I thought it was fate because I wasn’t looking for love or a relationship at the time. At the time he told me that he was not in a relationship and we just messed around for a while but this one girl that he met after we dated in high school has been around our entire relationship. They were together at one time.
We made things official in spite of his feelings for her. It was like they never let go of each other. I have three children with him now. But in almost 9 years he has constantly cheated on me with this girl. We’ve physically fought. I’ve even fought her once even when I was pregnant with our last baby after catching him at her house. I check his phone even when he thinks I can’t and he talks to and text her daily. He tells her he loves her and he even gets her to pick him up from work so they can be together.
I’m at a constant tug of war with emotions. Mainly because I know what’s going on but I love him. If he and I are together he can’t talk to or text her but as soon as he leaves my presence they are talking him telling her he’s sorry and loves her.
I’ve confronted him too many times and he would put it on me saying I should not have checked his phone or I’m insecure and should find somebody else. He never really says he’s sorry. After days of not speaking because of the argument nothing is resolved and we go back to talking to each other but nothing really changes.
He says he loves me but has told her he’s only with me because of the children. She gives him money and begs him to be with her and to leave me and talks bad about me to him to try and persuade him to be with her and not me. I’ve had dreams about certain situations and he’s even had my first two babies around her. He doesn’t really help me much with our children because he is always hanging out with friends or in my opinion with her.
His friends cover for him and I’ve seen it happen. His lack of being there leaves me to cook, clean and take care of our children’s needs with homework as well as anything else by myself. It’s stressful. I love him but I know he cheats. Can this work? Will he change? Is it worth staying? Please help!

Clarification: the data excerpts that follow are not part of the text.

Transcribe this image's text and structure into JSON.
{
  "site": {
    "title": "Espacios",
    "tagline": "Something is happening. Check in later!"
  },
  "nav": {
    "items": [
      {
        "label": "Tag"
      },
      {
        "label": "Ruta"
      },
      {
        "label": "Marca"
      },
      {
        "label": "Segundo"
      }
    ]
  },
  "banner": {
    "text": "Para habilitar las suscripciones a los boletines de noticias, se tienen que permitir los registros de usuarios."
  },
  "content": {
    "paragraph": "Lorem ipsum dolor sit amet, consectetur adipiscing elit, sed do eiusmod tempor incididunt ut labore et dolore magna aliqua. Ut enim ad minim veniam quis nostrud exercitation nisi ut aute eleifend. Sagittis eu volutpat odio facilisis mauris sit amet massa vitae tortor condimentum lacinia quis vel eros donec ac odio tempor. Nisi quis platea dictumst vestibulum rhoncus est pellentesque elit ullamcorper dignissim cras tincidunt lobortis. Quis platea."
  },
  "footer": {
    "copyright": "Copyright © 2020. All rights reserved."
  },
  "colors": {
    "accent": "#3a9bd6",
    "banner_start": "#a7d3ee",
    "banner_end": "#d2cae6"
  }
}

Based on the information provided, your relationship doesn’t seem healthy. Your husband continually betrays your trust, he doesn’t show remorse, empathy or concern, and your relationship isn’t based on equality.
While you say you love your husband, love is not enough to make a relationship work. Healthy relationships are based on respect, kindness and mutual concern (see healthy relationships).

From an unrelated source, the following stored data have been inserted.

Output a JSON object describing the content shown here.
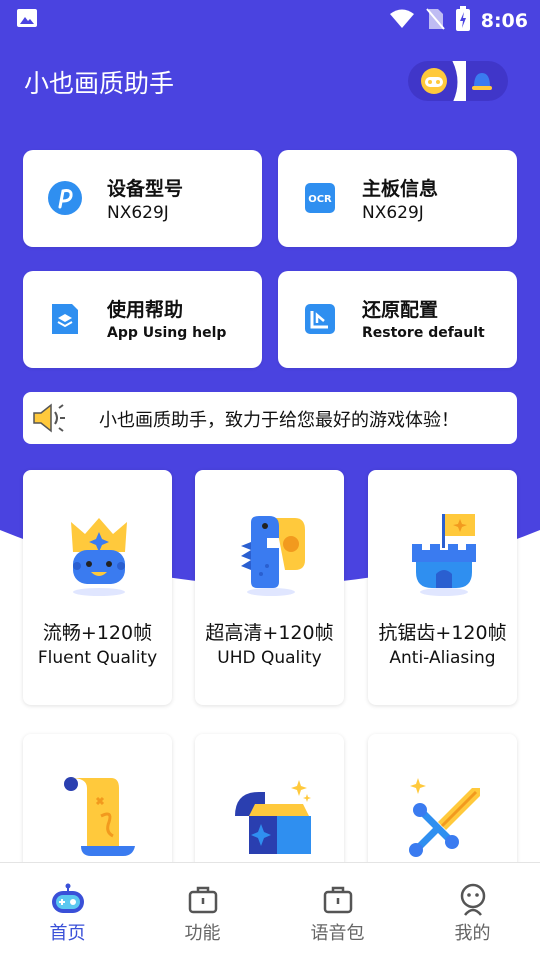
{
  "status_bar": {
    "time": "8:06"
  },
  "header": {
    "title": "小也画质助手"
  },
  "info_cards": [
    {
      "title": "设备型号",
      "value": "NX629J",
      "icon": "brand-p-icon"
    },
    {
      "title": "主板信息",
      "value": "NX629J",
      "icon": "ocr-icon"
    },
    {
      "title": "使用帮助",
      "value": "App Using help",
      "icon": "help-layers-icon"
    },
    {
      "title": "还原配置",
      "value": "Restore default",
      "icon": "restore-icon"
    }
  ],
  "notice": {
    "text": "小也画质助手，致力于给您最好的游戏体验！"
  },
  "modes": [
    {
      "label_cn": "流畅+120帧",
      "label_en": "Fluent Quality",
      "icon": "crown-king-icon"
    },
    {
      "label_cn": "超高清+120帧",
      "label_en": "UHD Quality",
      "icon": "dinosaur-icon"
    },
    {
      "label_cn": "抗锯齿+120帧",
      "label_en": "Anti-Aliasing",
      "icon": "castle-flag-icon"
    },
    {
      "label_cn": "",
      "label_en": "",
      "icon": "scroll-map-icon"
    },
    {
      "label_cn": "",
      "label_en": "",
      "icon": "treasure-chest-icon"
    },
    {
      "label_cn": "",
      "label_en": "",
      "icon": "sword-icon"
    }
  ],
  "bottom_nav": [
    {
      "label": "首页",
      "icon": "gamepad-home-icon",
      "active": true
    },
    {
      "label": "功能",
      "icon": "briefcase-icon",
      "active": false
    },
    {
      "label": "语音包",
      "icon": "voice-pack-icon",
      "active": false
    },
    {
      "label": "我的",
      "icon": "profile-icon",
      "active": false
    }
  ],
  "colors": {
    "primary": "#4a43e0",
    "accent_blue": "#3a50d8",
    "yellow": "#ffc93c"
  }
}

You may want to consider the possibility that you have an anxious style of attachment while your husband has a dismissing style of attachment. People with an anxious style of attachment often believe in fate, love their partners when they are not loved in return, stay in miserable relationships, experience a lot of jealousy and suspicion (which may sometimes be warranted).

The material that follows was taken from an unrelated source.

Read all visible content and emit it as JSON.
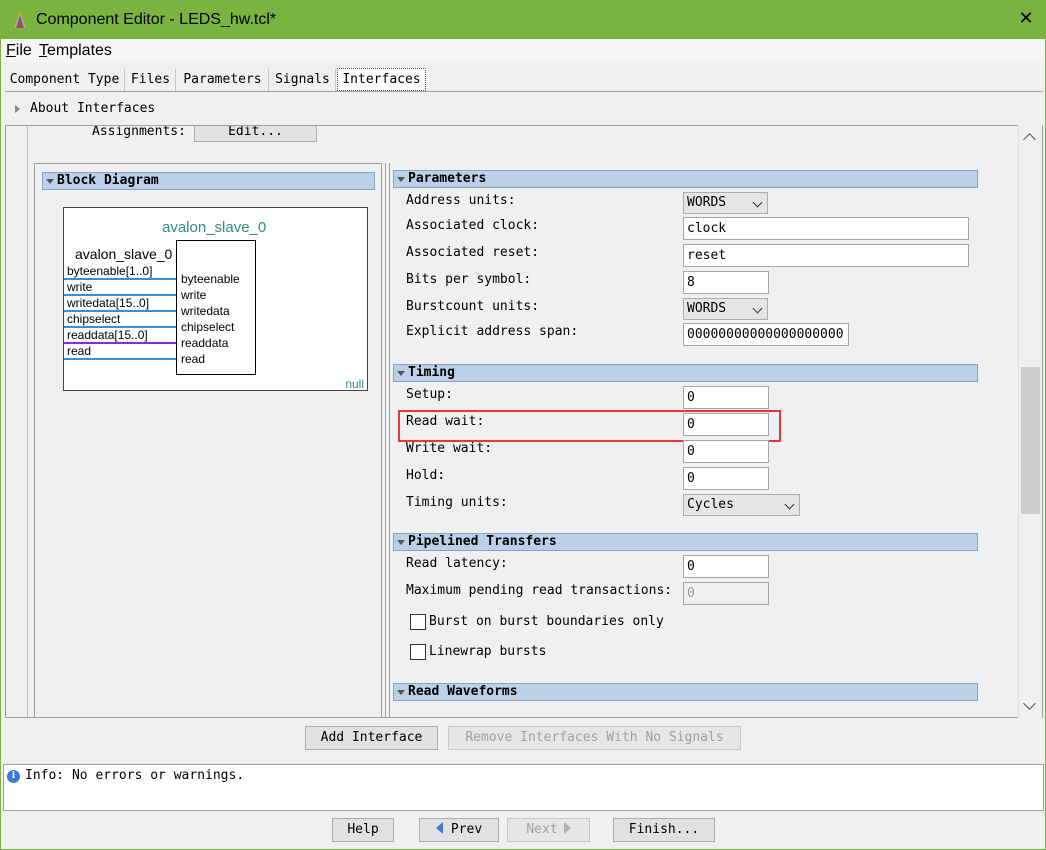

People with a dismissing style of attachment show little empathy, closeness or concern for their romantic partners. They are distant in their romantic relationships, but may be involved with someone else on the side. Their involvement with others isn’t because they prefer love and intimacy with another person, they just like being with someone who they really can’t be with (see attachment styles).
If this describes you and your husband, then you may want to consider talking with a counselor. The issues you are dealing with did not develop overnight and they won’t be solved quickly.
It’s in your long-term best interest to deal with this problem directly. Talking to your husband (most likely) won’t be effective until you get some professional help. With some counseling, you should be able to see the situation more clearly, learn how to take care of yourself, and stop investing in people who don’t love you in return.
Staying in a toxic relationship, even if you love your husband, is not wise. Toxic relationships can be more emotionally, mentally and physically harmful (stress is bad for one’s health) than going out on your own.
In short, this situation probably isn’t going to change, but you can.